On Wed, Mar 5, 2025 at 12:16 PM Jeff Davis <pgsql@j-davis.com> wrote:
>
> On Wed, 2025-03-05 at 11:33 -0800, James Hunter wrote:
> > For a bitfield, however, the CPU has to read from or write to the
> > byte
> > that contains the bit, but then it also has to mask out the *other*
> > bits in that bitfield. This is a data dependency, so it stalls the
> > CPU
> > pipeline.
>
> Here the bits aren't changing, so we're only talking about mask-and-
> test, right? My intuition is that wouldn't cause much of a problem.
Right, so that's just +1 pipeline stall (load, mask, and test; vs.

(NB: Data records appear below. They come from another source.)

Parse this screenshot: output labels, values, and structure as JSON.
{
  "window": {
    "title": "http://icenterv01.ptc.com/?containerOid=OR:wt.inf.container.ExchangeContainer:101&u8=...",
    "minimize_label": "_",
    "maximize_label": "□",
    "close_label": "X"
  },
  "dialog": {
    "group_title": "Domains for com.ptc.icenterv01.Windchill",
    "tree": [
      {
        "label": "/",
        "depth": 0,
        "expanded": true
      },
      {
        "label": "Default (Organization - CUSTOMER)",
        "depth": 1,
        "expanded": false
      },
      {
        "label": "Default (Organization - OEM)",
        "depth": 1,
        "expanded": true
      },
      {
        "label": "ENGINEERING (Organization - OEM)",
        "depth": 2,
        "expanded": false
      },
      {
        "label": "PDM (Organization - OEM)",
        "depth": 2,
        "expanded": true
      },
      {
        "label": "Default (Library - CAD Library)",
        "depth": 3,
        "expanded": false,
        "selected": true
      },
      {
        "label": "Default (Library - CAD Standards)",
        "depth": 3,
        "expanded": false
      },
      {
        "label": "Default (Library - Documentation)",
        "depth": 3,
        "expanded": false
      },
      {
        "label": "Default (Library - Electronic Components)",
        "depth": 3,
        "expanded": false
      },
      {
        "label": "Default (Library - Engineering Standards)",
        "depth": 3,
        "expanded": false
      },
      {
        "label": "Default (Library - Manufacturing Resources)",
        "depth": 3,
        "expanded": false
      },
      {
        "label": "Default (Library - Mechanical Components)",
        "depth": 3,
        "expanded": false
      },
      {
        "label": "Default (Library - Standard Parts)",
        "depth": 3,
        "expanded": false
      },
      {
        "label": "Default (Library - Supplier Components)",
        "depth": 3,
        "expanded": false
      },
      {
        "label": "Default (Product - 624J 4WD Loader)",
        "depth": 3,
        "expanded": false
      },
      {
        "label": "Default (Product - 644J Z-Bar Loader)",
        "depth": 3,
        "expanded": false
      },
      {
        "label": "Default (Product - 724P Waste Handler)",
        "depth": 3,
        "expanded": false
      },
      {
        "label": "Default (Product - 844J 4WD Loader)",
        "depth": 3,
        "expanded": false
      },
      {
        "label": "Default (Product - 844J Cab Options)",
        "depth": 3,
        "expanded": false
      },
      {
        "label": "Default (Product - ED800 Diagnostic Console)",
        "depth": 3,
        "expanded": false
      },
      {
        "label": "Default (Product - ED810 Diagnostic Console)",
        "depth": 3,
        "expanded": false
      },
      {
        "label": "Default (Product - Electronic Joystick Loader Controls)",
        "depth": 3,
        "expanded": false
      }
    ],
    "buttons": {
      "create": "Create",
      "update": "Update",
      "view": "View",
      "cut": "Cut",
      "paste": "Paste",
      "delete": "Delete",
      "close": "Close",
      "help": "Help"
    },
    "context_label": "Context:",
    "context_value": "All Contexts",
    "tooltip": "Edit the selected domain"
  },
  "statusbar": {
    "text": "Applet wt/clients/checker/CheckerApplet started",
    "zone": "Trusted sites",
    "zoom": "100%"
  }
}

just load and test). But you can imagine microbenchmarks / situations
where that extra "mask" matters (like some of the benchmarks David
ran). "Mask + test" has to wait for the mask to complete, before it
can perform the test; so it's slower than two independent instructions
would be.
But -- cost vs. benefit, a Boolean is typically 1 byte; a cache line
is typically 64 bytes, with maybe CPU prefetch making it behave like
128 bytes. So replacing 6 bytes of Booleans with 6 bits saves us < 10%
of a cache line -- it's "only" an 8-to-1 compression ratio -- which
might or might not be worth it, as David's benchmarks show...
James Hunter